Retraites 1881

      


PREMIÈRE INSTRUCTION 
Chasser le démon par la prière et le jeûne

 Nous sommes en retraite. Les religieux, les prêtres, les fidèles font leur retraite, chacun dans leur sens, selon les besoins de leur âme. Dans quel sens devons-nous faire notre retraite?

Nous avons une mission particulière: l'éducation de la jeunesse. Et c'est Notre-Seigneur qui va être notre Maître et nous apprendre comment faire. Notre-Seigneur descend de la mon­tagne du Thabor, où il a été transfiguré. La foule, autour de lui, est dans la stupeur, émerveil­lée sans doute de l'éclat qui resplendit encore sur ses traits. Un homme sort la foule: " J'ai là, dit-il, mon fils qui a l’esprit muet. J'ai dit à vos disciples de chasser cet esprit, et vos disciples n'ont pas pu". Et Notre-Seigneur s'écrie: "O génération incrédule”. Puis il chasse le démon muet; et à ses  apôtres qui lui demandaient pourquoi ils n'avaient pu, eux, le chasser il dit: “Quant à cette espèce (de démons) on ne la fait sortir que par la prière et par le jeûne” (Mt 17:21). Les autres démons se chassent bien par les voies ordi­naires: celui-là ne se chasse que par la prière et le jeûne. N'est-ce pas là notre situation? Nous avons à chasser le même démon, car les interprètes entendent par ce démon le démon de l'impureté et de l'impiété tout ensemble.  

 La jeunesse, à l'heure présente, n'est pas possédée par l'impureté seulement, mais aussi par l'impiété. On vient encore à bout de l'impureté par une bonne direction, en faisant éviter les occasions, en prenant certaines précautions, en étant vigilant dans la surveillance, en faisant fréquenter les sacrements. Mais l'impiété vient s’y joindre et nous opposer une toute autre résistance. C'est le démon qui jette l'enfant dans l'eau, l'eau de l'impiété qui éteint tout en lui; ou bien dans le feu de toutes les mauvaises passions. C'est lui qui le roule dans la boue, dans la fange du vice, c'est lui qui le fait écumer à la face du Ciel. Moi, pouvait dire Notre-Seigneur, je le chasse parce que je suis l'homme du jeûne et de la prière. Nous ne pourrons le faire que par les mêmes moyens.

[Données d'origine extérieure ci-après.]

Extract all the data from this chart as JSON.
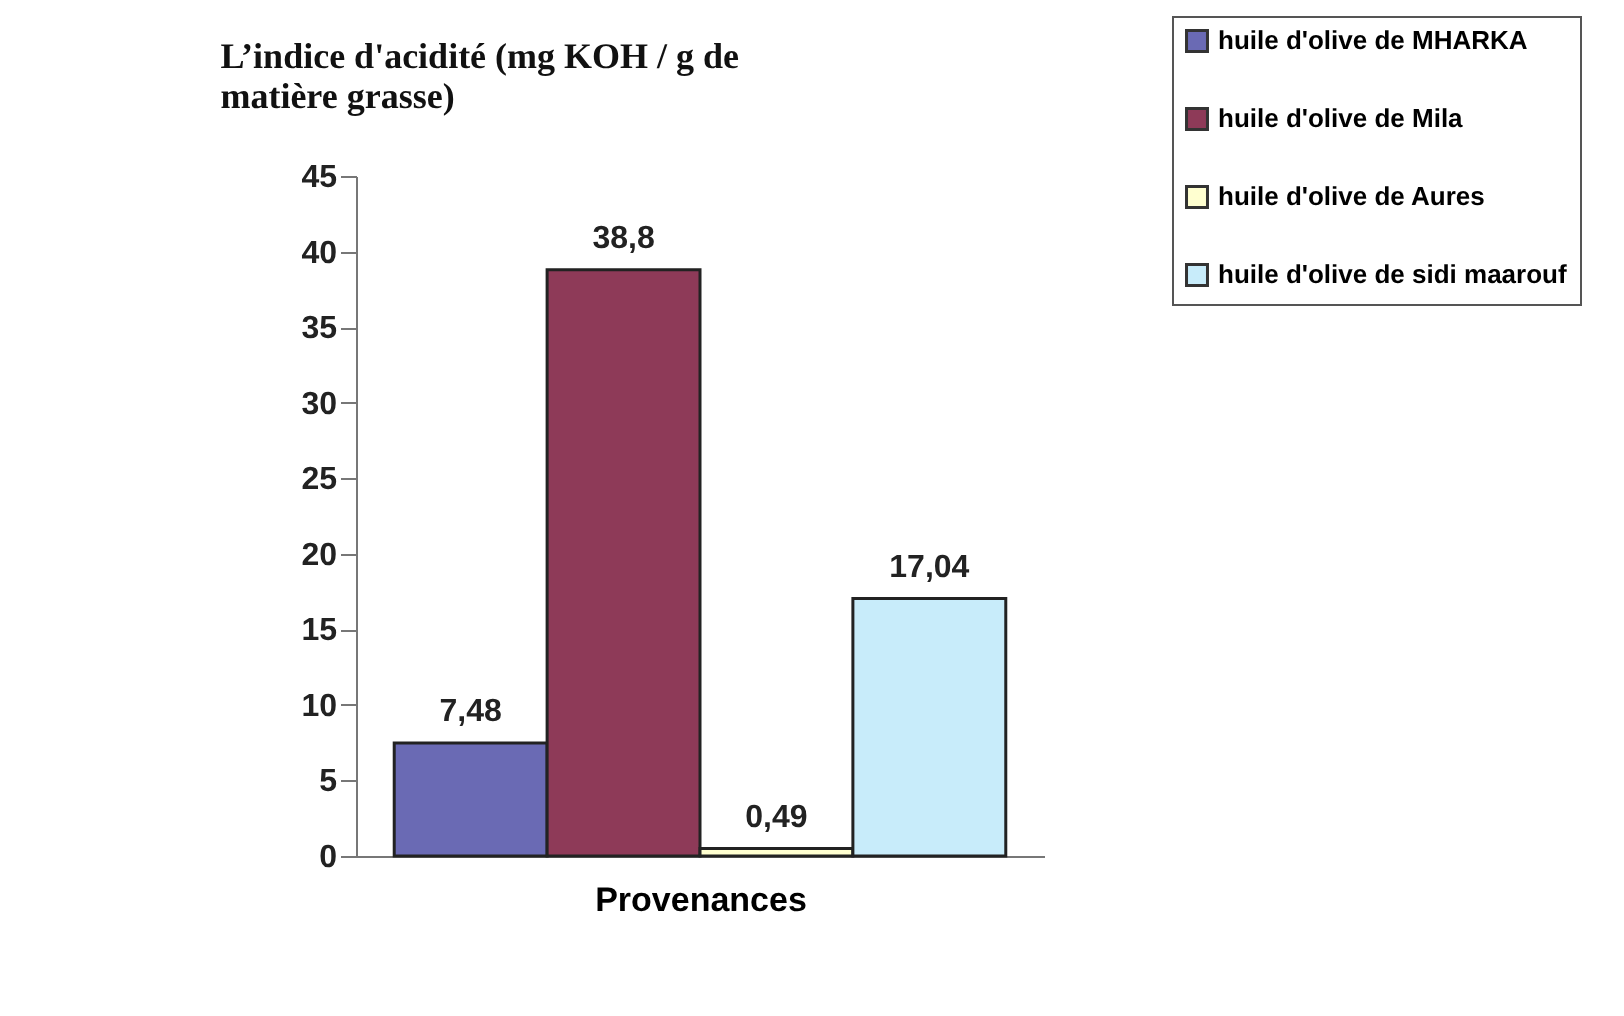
{
  "chart_data": {
    "type": "bar",
    "title": "L’indice d'acidité (mg KOH / g de matière grasse)",
    "xlabel": "Provenances",
    "categories": [
      null
    ],
    "series": [
      {
        "name": "huile d'olive de MHARKA",
        "color": "#6a6ab4",
        "values": [
          7.48
        ],
        "value_labels": [
          "7,48"
        ]
      },
      {
        "name": "huile d'olive de Mila",
        "color": "#8e3a58",
        "values": [
          38.8
        ],
        "value_labels": [
          "38,8"
        ]
      },
      {
        "name": "huile d'olive de Aures",
        "color": "#ffffd0",
        "values": [
          0.49
        ],
        "value_labels": [
          "0,49"
        ]
      },
      {
        "name": "huile d'olive de sidi maarouf",
        "color": "#c8ecfa",
        "values": [
          17.04
        ],
        "value_labels": [
          "17,04"
        ]
      }
    ],
    "ylim": [
      0,
      45
    ],
    "yticks": [
      0,
      5,
      10,
      15,
      20,
      25,
      30,
      35,
      40,
      45
    ],
    "grid": false,
    "legend": "top right",
    "tick_labels": "y"
  }
}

D'abord la prière. Récitons dévotement le saint Office, faisons bien notre oraison, gardons bien la présence de Dieu. Vous êtes sec et aride dans la prière? Ne vous en inquiétez pas. Quand on demande de vous une prière fervente, on demande, non pas une prière rendue ardente par les affections sensibles, mais une prière qui poursuit son objet, qui ne se rebute pas, comme fait celui qui désire obtenir, qui fait toutes les démarches.

Il faut prier le long de la journée. “Il est bien difficile de penser continuellement à Dieu”, dites-vous. Ce n'est pas cette tension d'esprit qu'on demande de vous, ni qui constitue la présence de Dieu. "Dieu est charité, et celui qui demeure dans la charité demeure en Dieu" (1 Jn 4:16). Il faut donc demeurer dans la charité, et on y demeure non pas en pensant à un fait historique, divin, mais en offrant ses actions à Dieu, en travaillant, en mangeant, en se reposant pour lui, en ayant toujours la pensée de lui plaire. Voilà la prière continuelle qu'il faut faire. Il faut le jeûne: jeûne de nos aises, jeûne de nos plaisirs, jeûne de notre volonté. Il faut s'assujettir au règlement de la retraite bien ponctuellement, quoique cela coûte. Trouvons quelque moyen de mortification, soyons bien avides de ce que Dieu nous offre de cette nature. Acceptons les petits ennuis, les petites incommodités. Tenons-nous bien près du Cœur de Notre-Seigneur, qui a tant aimé les hommes. Aimons-le, prions-le beaucoup. C’est lui qui bénira notre retraite.